Shelter is the most important asset. Find a place to hunker down and ride out the storm. Fire if you can build one, but in 40+ mph winds that going to be real tricky.
If your "shelter" has 40mph winds blowing through it, fire isn't going to help anyway. OTOH, short of finding yourself on flat rock or solid ice, it's pretty hard for someone experienced in finding and/or making a shelter to not come up with something better than that using only normal survival gear. Dig a hole, burrow into the snow, crawl under a boulder, whatever it takes to get out of that weather until it clears up enough to look for or make a better shelter. At a rough guess, I'd say 80% of the volume of my winter 72 hour kit is shelter-related. A lot of that is multi-purpose, but I'm comfortable with relegating other tasks to only a fifth of the space when the weather warrants.

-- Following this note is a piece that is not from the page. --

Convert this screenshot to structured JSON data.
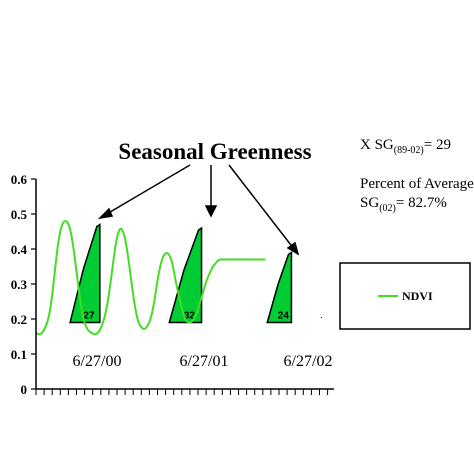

For summer, (here) I sometimes drop some of the shelter in favor of more water and/or water procurement, because the main shelter concerns become simply shade during the day and mosquito protection at night, with some provision for a rain cover for the occasional cold rain. (Otherwise, 80F overnight lows don't really make hypothermia an issue, and I've been in a few small summer storms here that were warm enough to make a very comfortable shower.) When I travel, I also alter the kit for the areas I'll be travelling through. (Usually by adding another bag, since I still want my "local" gear in case something happens in the first 150-200 miles.) If I were planning to be in an area where being stuck out in the middle of a huge expanse of solid rock or ice sheet would be a definite possibility, that would also warrant some significant gear changes, like a cold weather bivy sack, properly rated mummy bag and some rock/ice climbing gear.
What it boils down to is knowing some basic information about the area you're going into, the expected weather, and your personal limits.